State Issues 4 and 5

Background

"When anti-smoking activists hit the streets last year with a petition to ban smoking in nearly every Ohio business, bar and restaurant owners quickly drummed up a response.

The result is a pair of ballot measures that appear similar at first glance but contain key differences.

State Issue 5, the Smoke Free Ohio measure backed by the American Cancer Society, would outlaw smoking in virtually all public businesses.

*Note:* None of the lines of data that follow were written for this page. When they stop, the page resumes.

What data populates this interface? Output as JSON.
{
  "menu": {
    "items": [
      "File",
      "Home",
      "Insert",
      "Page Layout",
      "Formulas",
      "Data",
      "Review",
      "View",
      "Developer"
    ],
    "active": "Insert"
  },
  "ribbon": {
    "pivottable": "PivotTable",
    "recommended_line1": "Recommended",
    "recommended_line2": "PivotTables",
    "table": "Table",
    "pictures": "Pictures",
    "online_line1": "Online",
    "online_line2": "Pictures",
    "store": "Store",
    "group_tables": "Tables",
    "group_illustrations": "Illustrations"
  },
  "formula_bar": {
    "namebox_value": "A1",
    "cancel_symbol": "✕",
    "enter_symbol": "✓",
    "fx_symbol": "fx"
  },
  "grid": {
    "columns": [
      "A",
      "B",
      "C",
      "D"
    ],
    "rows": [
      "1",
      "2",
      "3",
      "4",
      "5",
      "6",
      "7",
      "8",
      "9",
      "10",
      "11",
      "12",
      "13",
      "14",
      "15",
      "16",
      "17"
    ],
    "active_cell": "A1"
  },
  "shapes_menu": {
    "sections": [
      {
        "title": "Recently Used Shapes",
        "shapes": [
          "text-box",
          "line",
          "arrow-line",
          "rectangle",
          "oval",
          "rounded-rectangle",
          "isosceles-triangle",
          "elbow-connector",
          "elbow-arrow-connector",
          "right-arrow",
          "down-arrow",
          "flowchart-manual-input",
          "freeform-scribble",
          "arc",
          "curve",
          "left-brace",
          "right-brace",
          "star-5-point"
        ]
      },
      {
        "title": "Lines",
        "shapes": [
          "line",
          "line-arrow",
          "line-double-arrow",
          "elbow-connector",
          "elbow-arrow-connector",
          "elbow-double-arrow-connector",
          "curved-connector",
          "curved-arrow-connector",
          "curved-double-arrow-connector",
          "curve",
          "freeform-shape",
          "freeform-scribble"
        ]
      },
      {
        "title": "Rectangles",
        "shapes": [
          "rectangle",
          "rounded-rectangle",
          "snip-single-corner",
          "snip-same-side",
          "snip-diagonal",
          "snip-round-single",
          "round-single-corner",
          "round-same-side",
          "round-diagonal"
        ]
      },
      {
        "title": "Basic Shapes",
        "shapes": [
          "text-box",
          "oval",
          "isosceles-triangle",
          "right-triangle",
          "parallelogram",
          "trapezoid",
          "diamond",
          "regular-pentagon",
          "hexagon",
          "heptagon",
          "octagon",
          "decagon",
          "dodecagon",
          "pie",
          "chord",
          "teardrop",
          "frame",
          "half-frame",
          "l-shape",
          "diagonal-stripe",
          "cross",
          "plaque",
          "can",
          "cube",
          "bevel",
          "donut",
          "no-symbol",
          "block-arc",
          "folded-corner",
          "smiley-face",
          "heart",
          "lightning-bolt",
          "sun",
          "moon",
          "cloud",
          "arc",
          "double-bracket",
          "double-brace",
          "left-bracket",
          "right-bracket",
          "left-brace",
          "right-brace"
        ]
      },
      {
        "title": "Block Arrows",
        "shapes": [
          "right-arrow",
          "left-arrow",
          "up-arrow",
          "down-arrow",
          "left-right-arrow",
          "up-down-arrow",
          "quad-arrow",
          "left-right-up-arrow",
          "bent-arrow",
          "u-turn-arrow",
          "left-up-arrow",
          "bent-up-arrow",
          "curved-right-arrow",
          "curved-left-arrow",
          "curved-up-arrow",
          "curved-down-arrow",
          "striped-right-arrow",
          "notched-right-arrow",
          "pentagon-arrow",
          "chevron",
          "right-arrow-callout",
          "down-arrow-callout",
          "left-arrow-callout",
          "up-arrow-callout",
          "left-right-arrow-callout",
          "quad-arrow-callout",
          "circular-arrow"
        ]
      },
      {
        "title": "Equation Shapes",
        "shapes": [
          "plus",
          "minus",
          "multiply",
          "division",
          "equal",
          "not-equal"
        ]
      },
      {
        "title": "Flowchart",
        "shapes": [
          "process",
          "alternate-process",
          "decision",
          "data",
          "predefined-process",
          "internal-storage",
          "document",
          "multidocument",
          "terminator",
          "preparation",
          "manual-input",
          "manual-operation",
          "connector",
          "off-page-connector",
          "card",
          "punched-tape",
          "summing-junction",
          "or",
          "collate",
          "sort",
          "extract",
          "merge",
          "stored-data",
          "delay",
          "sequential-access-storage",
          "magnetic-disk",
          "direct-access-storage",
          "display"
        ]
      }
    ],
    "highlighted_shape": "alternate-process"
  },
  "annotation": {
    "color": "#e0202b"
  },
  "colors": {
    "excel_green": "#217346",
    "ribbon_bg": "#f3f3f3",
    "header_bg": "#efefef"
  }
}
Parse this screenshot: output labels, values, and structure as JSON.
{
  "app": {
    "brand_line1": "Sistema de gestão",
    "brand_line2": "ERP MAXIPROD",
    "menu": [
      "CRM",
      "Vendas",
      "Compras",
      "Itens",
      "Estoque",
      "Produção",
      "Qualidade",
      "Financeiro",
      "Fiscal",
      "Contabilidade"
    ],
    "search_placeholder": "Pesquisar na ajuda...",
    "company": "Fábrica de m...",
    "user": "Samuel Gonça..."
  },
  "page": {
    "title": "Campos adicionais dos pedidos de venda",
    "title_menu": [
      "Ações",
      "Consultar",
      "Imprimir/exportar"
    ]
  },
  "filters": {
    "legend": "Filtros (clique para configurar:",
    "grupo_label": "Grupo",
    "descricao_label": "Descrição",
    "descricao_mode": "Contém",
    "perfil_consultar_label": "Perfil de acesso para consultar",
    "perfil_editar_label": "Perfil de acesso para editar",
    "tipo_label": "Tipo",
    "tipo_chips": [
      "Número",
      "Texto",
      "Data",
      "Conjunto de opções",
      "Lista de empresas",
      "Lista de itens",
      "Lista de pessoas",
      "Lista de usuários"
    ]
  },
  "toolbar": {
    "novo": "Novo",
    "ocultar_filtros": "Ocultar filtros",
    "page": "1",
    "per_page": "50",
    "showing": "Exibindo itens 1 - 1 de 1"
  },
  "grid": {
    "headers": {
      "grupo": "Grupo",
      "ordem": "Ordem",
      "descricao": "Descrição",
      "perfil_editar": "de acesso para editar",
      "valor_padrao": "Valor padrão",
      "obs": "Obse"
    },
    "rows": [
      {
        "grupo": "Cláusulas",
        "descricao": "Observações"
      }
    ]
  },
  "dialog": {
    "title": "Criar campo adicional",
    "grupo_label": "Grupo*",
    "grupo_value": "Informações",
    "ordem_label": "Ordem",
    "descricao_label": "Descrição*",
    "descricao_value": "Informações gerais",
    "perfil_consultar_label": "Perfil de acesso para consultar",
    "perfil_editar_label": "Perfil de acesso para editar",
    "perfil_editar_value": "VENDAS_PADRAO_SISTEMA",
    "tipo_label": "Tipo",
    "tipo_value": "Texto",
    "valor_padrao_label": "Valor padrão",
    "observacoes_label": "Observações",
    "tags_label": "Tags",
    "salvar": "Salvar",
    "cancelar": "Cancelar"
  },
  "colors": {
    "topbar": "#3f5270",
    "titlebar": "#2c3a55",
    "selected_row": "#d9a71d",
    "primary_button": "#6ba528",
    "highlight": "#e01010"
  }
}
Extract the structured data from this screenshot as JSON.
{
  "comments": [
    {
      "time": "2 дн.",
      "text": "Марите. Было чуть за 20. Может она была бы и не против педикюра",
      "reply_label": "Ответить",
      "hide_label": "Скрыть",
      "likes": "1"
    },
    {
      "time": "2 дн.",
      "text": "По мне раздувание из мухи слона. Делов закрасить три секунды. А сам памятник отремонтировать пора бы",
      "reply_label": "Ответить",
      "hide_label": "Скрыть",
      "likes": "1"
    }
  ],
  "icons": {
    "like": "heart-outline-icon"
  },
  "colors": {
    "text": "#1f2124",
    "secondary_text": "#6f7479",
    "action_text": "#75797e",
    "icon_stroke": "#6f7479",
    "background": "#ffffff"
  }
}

State Issue 4, dubbed Smoke Less Ohio and backed by bar and restaurant owners with funding from the R.J. Reynolds Tobacco Co., would allow smoking in bars and parts of restaurants.

Another difference might seem technical but could determine which measure becomes law.

State Issue 5 is an initiated statute, carrying the same weight as any law passed by the General Assembly. State Issue 4 would be written into the Ohio Constitution, making it much more difficult to amend or repeal.

If voters pass both measures, only State Issue 4 would take effect since a constitutional amendment trumps a statute."
from The Columbus Dispatch


Letter written in response to letter published by ThisWeekNews.

Editor:

In his letter regarding statewide Issues 4 and 5, Leonard Fisher, chair of the Delaware County Tobacco-Free Coalition, tries to make the point that individual rights are not involved in these ballot issues. Nothing can be further from the truth.

Currently, I exercise my right to smoke-free environments on a daily basis by using my dollars to vote for restaurants that provide me with a smoke-free meal. Those who chose to smoke can vote with their dollars for restaurants that allow smoking or designated smoking areas. These personal decision are the application of individual rights in a free society. And, let's not forget, that property owners used to have the right to decide the manner in which their property is used. Life, Liberty, and Property are essential qualities of freedom.

The backers of local smoking ordinances, and now state-wide issues, have no concern for those three qualities of freedom. They want to supplant individual liberty with their own government-enforced values. It's sad to see someone in Delaware County advocate for the state to intervene in the personal decisions of every Ohioan - especially when that individual can already act on his preference for smoke-free environments.

Years ago, CS Lewis noted that the seemingly well-intentioned individual can create more harm than good. Using local ordinances and statewide issues to exchange freedom for state control of personal decisions brings to mind a cautionary statement from a Founding Father: Benjamin Franklin, after being asked what form of government resulted from the Constitution Convention, replied, "A republic if you can keep it." Let's vote No for both Issue 4 and Issue 5 and keep the republic.